We need to concentrate on three things: the defence of our homeland and the contribution to NATO, which has been mentioned; the capability of our equipment and how it can be delivered; and putting weight behind British industry and skills. The Secretary of State said earlier that the announcement meant a huge boost to UK defence expenditure, but the right hon. Member for Rayleigh and Wickford (Mr Francois) demonstrated what we have seen over the last 14 years: contract after contract given to the United States, without any commitment to UK skills. My right hon. Friend the Member for Warley (John Spellar) mentioned the case of the fleet solid support ship given to a Spanish shipyard. That would never happen in any other European nation. We must ensure not just that we have the right equipment and procurement procedures, but that decisions are taken to boost our armed forces and to help UK plc.
Does the right hon. Gentleman accept that there is a balance? Clearly, one would like everything for the military to be produced in this country to support our industrial base, but at the same time we complain about procurement scandals when the kit turns out to be so much more expensive than elsewhere. We need a balance. When we can realistically produce stuff in this country, we should be doing so—obviously, I will make the case for radar on the Isle of Wight—but if we try to do everything in this country, we will need to increase the defence budget just to pay for poorer quality procurement. He does not seem to be addressing that point.
I am sorry that the hon. Gentleman seems to be talking down the UK defence industry. He talks about radars in the Isle of Wight, which are some of the best radars in the world, but what are we doing? We are not giving long-term commitments to those capabilities. We are buying off the shelf from the United States and other nations. We are not just talking about buying British; it is about co-operation with our allies as well.

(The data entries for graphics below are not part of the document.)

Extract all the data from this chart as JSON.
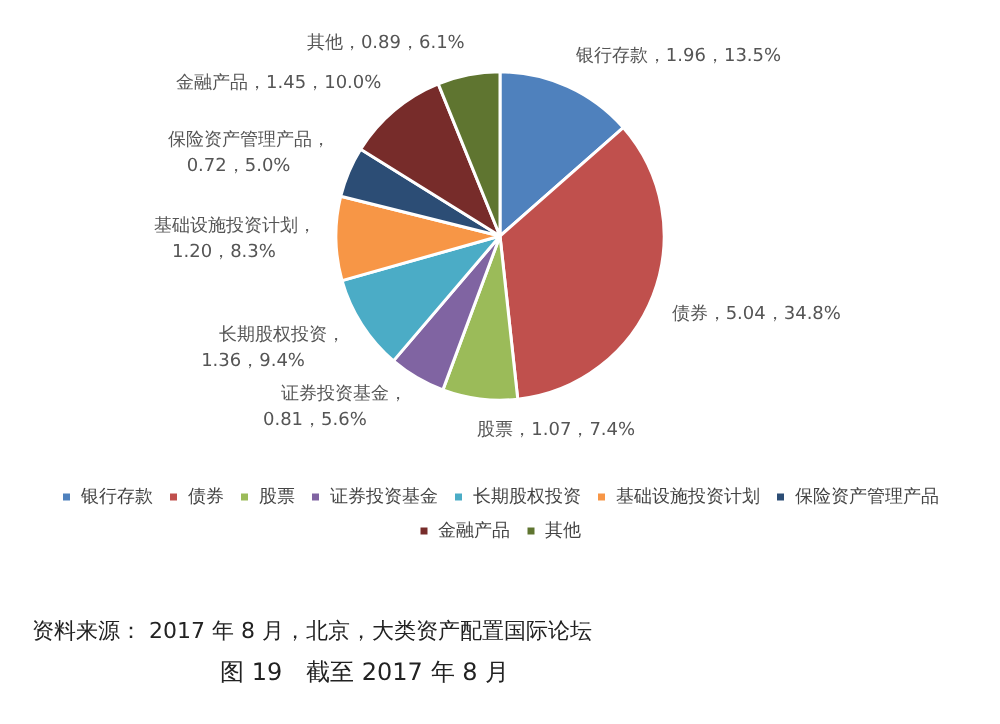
{
  "chart_data": {
    "type": "pie",
    "categories": [
      "银行存款",
      "债券",
      "股票",
      "证券投资基金",
      "长期股权投资",
      "基础设施投资计划",
      "保险资产管理产品",
      "金融产品",
      "其他"
    ],
    "values": [
      1.96,
      5.04,
      1.07,
      0.81,
      1.36,
      1.2,
      0.72,
      1.45,
      0.89
    ],
    "colors": [
      "#4f81bd",
      "#c0504d",
      "#9bbb59",
      "#8064a2",
      "#4bacc6",
      "#f79646",
      "#2c4d75",
      "#772c2a",
      "#5f7530"
    ],
    "value_labels": [
      "银行存款，1.96，13.5%",
      "债券，5.04，34.8%",
      "股票，1.07，7.4%",
      "证券投资基金，0.81，5.6%",
      "长期股权投资，1.36，9.4%",
      "基础设施投资计划，1.20，8.3%",
      "保险资产管理产品，0.72，5.0%",
      "金融产品，1.45，10.0%",
      "其他，0.89，6.1%"
    ],
    "legend": "bottom",
    "annotations": [
      "资料来源： 2017 年 8 月，北京，大类资产配置国际论坛",
      "图 19　截至 2017 年 8 月"
    ]
  }
}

The problem is that if we take a short-termist view, which is what has happened over the past 14 years, we do not get the commitments and the flow through of orders, nor the R&D, investment and certainty, that people on the Isle of Wight need.
The Secretary of State said that the UK is now on a war footing following this announcement. Why, then, did it take the Government nearly two years to procure the order for 155 mm munitions? That is not a war footing; that is a slow snail’s pace of procurement. We need to ensure that we get not only the finance and the increase in the defence budget, but that rapid throughput of work. That cannot be done just by placing one order this week and then leaving it for several years, thinking that somehow the defence contractors will still be there with their skills.

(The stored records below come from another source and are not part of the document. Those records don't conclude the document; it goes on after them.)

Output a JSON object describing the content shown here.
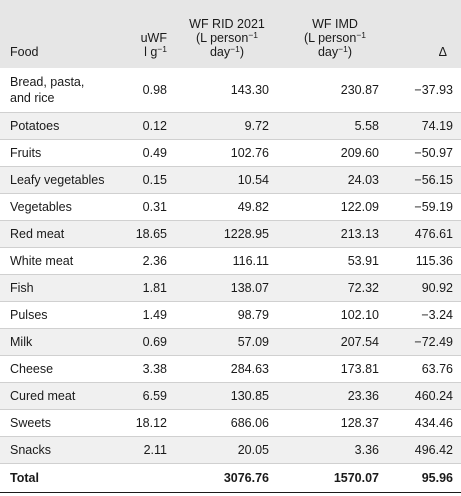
{
  "header": {
    "food": "Food",
    "uwf_line1": "uWF",
    "uwf_unit_l": "l g",
    "uwf_unit_sup": "−1",
    "rid_line1": "WF RID 2021",
    "rid_line2_a": "(L person",
    "rid_line2_sup": "−1",
    "rid_line3_a": "day",
    "rid_line3_sup": "−1",
    "rid_line3_b": ")",
    "imd_line1": "WF IMD",
    "imd_line2_a": "(L person",
    "imd_line2_sup": "−1",
    "imd_line3_a": "day",
    "imd_line3_sup": "−1",
    "imd_line3_b": ")",
    "delta": "Δ"
  },
  "rows": [
    {
      "food_a": "Bread, pasta,",
      "food_b": "and rice",
      "uwf": "0.98",
      "rid": "143.30",
      "imd": "230.87",
      "delta": "−37.93"
    },
    {
      "food": "Potatoes",
      "uwf": "0.12",
      "rid": "9.72",
      "imd": "5.58",
      "delta": "74.19"
    },
    {
      "food": "Fruits",
      "uwf": "0.49",
      "rid": "102.76",
      "imd": "209.60",
      "delta": "−50.97"
    },
    {
      "food": "Leafy vegetables",
      "uwf": "0.15",
      "rid": "10.54",
      "imd": "24.03",
      "delta": "−56.15"
    },
    {
      "food": "Vegetables",
      "uwf": "0.31",
      "rid": "49.82",
      "imd": "122.09",
      "delta": "−59.19"
    },
    {
      "food": "Red meat",
      "uwf": "18.65",
      "rid": "1228.95",
      "imd": "213.13",
      "delta": "476.61"
    },
    {
      "food": "White meat",
      "uwf": "2.36",
      "rid": "116.11",
      "imd": "53.91",
      "delta": "115.36"
    },
    {
      "food": "Fish",
      "uwf": "1.81",
      "rid": "138.07",
      "imd": "72.32",
      "delta": "90.92"
    },
    {
      "food": "Pulses",
      "uwf": "1.49",
      "rid": "98.79",
      "imd": "102.10",
      "delta": "−3.24"
    },
    {
      "food": "Milk",
      "uwf": "0.69",
      "rid": "57.09",
      "imd": "207.54",
      "delta": "−72.49"
    },
    {
      "food": "Cheese",
      "uwf": "3.38",
      "rid": "284.63",
      "imd": "173.81",
      "delta": "63.76"
    },
    {
      "food": "Cured meat",
      "uwf": "6.59",
      "rid": "130.85",
      "imd": "23.36",
      "delta": "460.24"
    },
    {
      "food": "Sweets",
      "uwf": "18.12",
      "rid": "686.06",
      "imd": "128.37",
      "delta": "434.46"
    },
    {
      "food": "Snacks",
      "uwf": "2.11",
      "rid": "20.05",
      "imd": "3.36",
      "delta": "496.42"
    }
  ],
  "total": {
    "food": "Total",
    "uwf": "",
    "rid": "3076.76",
    "imd": "1570.07",
    "delta": "95.96"
  }
}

We need a thorough defence policy. One thing that has been missing in the last 14 years is a coherent defence industrial strategy. Even when the Government do come up with a strategy, such as the shipbuilding strategy, what do they do? The main argument for that strategy was that we needed to have a throughput of work at UK yards, so what did the Government do? They made an order where most of the work will be done in Spain. No other European nation would do that.

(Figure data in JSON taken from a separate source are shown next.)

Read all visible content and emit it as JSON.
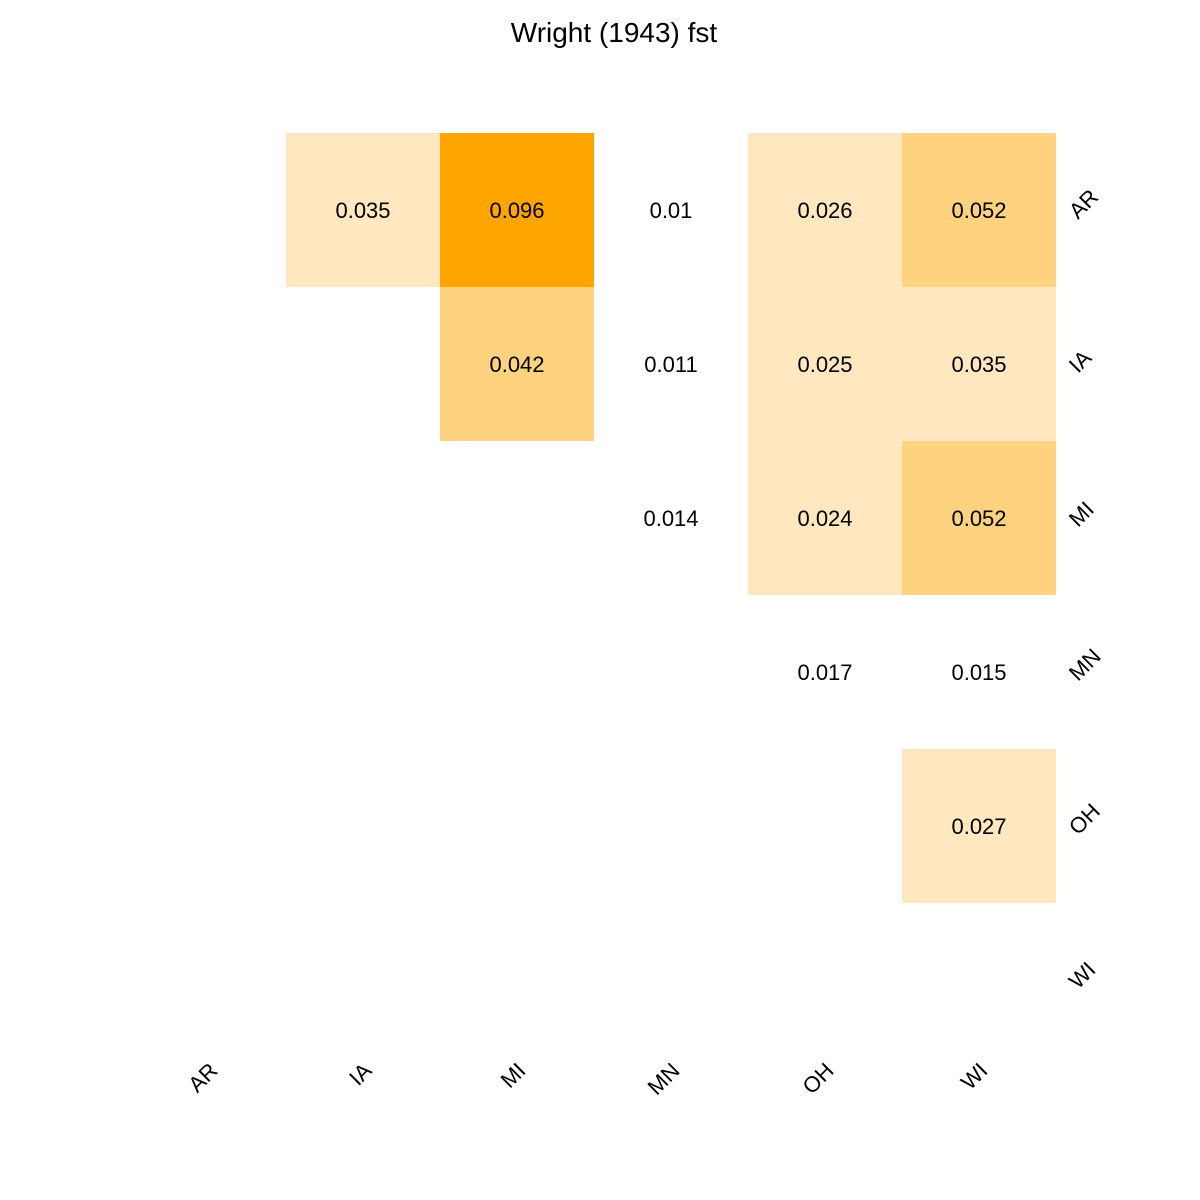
{
  "chart_data": {
    "type": "heatmap",
    "title": "Wright (1943) fst",
    "row_labels": [
      "AR",
      "IA",
      "MI",
      "MN",
      "OH",
      "WI"
    ],
    "col_labels": [
      "AR",
      "IA",
      "MI",
      "MN",
      "OH",
      "WI"
    ],
    "cells": [
      {
        "row": "AR",
        "col": "IA",
        "value": 0.035,
        "label": "0.035"
      },
      {
        "row": "AR",
        "col": "MI",
        "value": 0.096,
        "label": "0.096"
      },
      {
        "row": "AR",
        "col": "MN",
        "value": 0.01,
        "label": "0.01"
      },
      {
        "row": "AR",
        "col": "OH",
        "value": 0.026,
        "label": "0.026"
      },
      {
        "row": "AR",
        "col": "WI",
        "value": 0.052,
        "label": "0.052"
      },
      {
        "row": "IA",
        "col": "MI",
        "value": 0.042,
        "label": "0.042"
      },
      {
        "row": "IA",
        "col": "MN",
        "value": 0.011,
        "label": "0.011"
      },
      {
        "row": "IA",
        "col": "OH",
        "value": 0.025,
        "label": "0.025"
      },
      {
        "row": "IA",
        "col": "WI",
        "value": 0.035,
        "label": "0.035"
      },
      {
        "row": "MI",
        "col": "MN",
        "value": 0.014,
        "label": "0.014"
      },
      {
        "row": "MI",
        "col": "OH",
        "value": 0.024,
        "label": "0.024"
      },
      {
        "row": "MI",
        "col": "WI",
        "value": 0.052,
        "label": "0.052"
      },
      {
        "row": "MN",
        "col": "OH",
        "value": 0.017,
        "label": "0.017"
      },
      {
        "row": "MN",
        "col": "WI",
        "value": 0.015,
        "label": "0.015"
      },
      {
        "row": "OH",
        "col": "WI",
        "value": 0.027,
        "label": "0.027"
      }
    ],
    "color_scale": {
      "low": "#FFFFFF",
      "light": "#FFE7BF",
      "mid": "#FFD280",
      "high": "#FFA500"
    },
    "grid": false,
    "legend": "none"
  }
}
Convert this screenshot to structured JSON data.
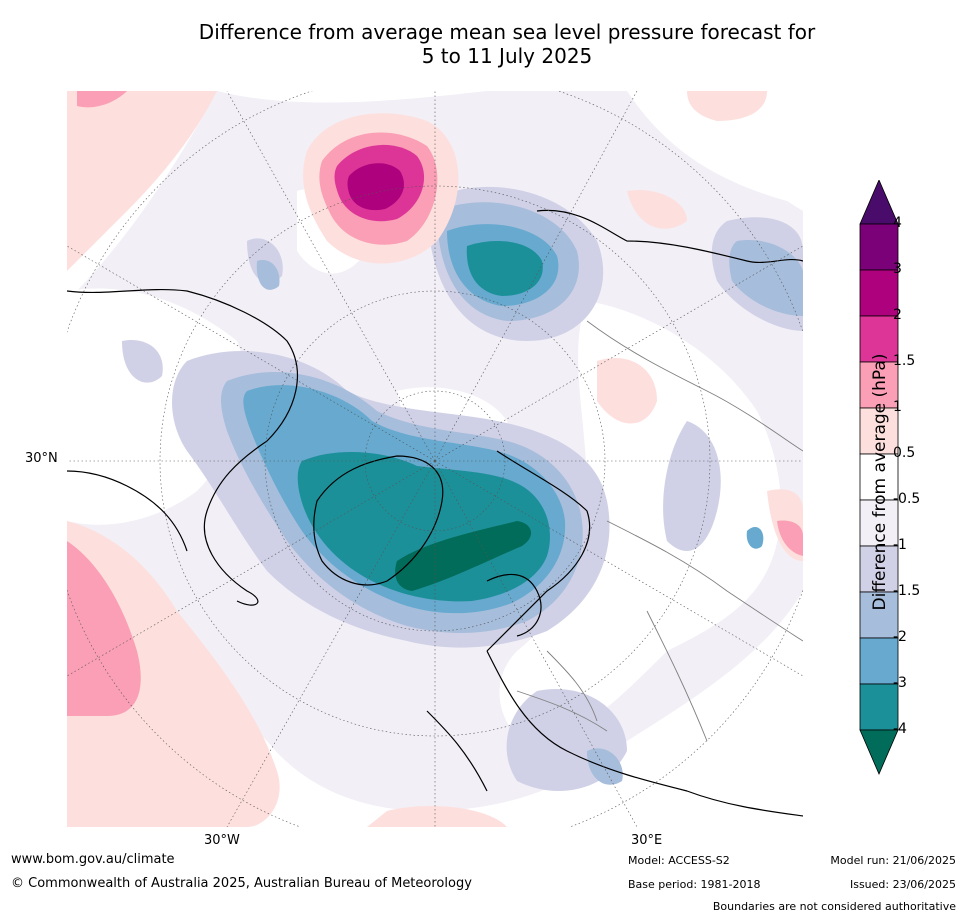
{
  "title": {
    "line1": "Difference from average mean sea level pressure forecast for",
    "line2": "5 to 11 July 2025"
  },
  "map": {
    "projection": "north-polar-stereographic",
    "lat_label": "30°N",
    "lon_labels": [
      "30°W",
      "30°E"
    ],
    "land_outline_color": "#000000",
    "border_color": "#808080",
    "grid_color": "#555555"
  },
  "colorbar": {
    "title": "Difference from average (hPa)",
    "ticks": [
      "4",
      "3",
      "2",
      "1.5",
      "1",
      "0.5",
      "-0.5",
      "-1",
      "-1.5",
      "-2",
      "-3",
      "-4"
    ],
    "bins": [
      {
        "range": "> 4",
        "color": "#4a0c6b"
      },
      {
        "range": "3 to 4",
        "color": "#7a0177"
      },
      {
        "range": "2 to 3",
        "color": "#ae017e"
      },
      {
        "range": "1.5 to 2",
        "color": "#dd3497"
      },
      {
        "range": "1 to 1.5",
        "color": "#fa9fb5"
      },
      {
        "range": "0.5 to 1",
        "color": "#fde0dd"
      },
      {
        "range": "-0.5 to 0.5",
        "color": "#ffffff"
      },
      {
        "range": "-1 to -0.5",
        "color": "#f2eff6"
      },
      {
        "range": "-1.5 to -1",
        "color": "#d0d1e6"
      },
      {
        "range": "-2 to -1.5",
        "color": "#a6bddb"
      },
      {
        "range": "-3 to -2",
        "color": "#67a9cf"
      },
      {
        "range": "-4 to -3",
        "color": "#1c9099"
      },
      {
        "range": "< -4",
        "color": "#016c59"
      }
    ]
  },
  "footer": {
    "url": "www.bom.gov.au/climate",
    "copyright": "© Commonwealth of Australia 2025, Australian Bureau of Meteorology",
    "model": "Model: ACCESS-S2",
    "base_period": "Base period: 1981-2018",
    "model_run": "Model run: 21/06/2025",
    "issued": "Issued: 23/06/2025",
    "disclaimer": "Boundaries are not considered authoritative"
  }
}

As has been said, this is a very worrying time, and I agree totally with my hon. Friend the Member for Halton that we need to make the case for defence. I have been doing that for 23 years in this House, as have others across the House. We need to make that case to show that the democracy that we take for granted is delicate and needs to be protected. We can protect it only if we invest in the capability to do so, because there are those, even beyond the immediate threat we see from Russia, who would happily see the precious democracy that we cherish snubbed out, not through argument and debate, but through violence and war.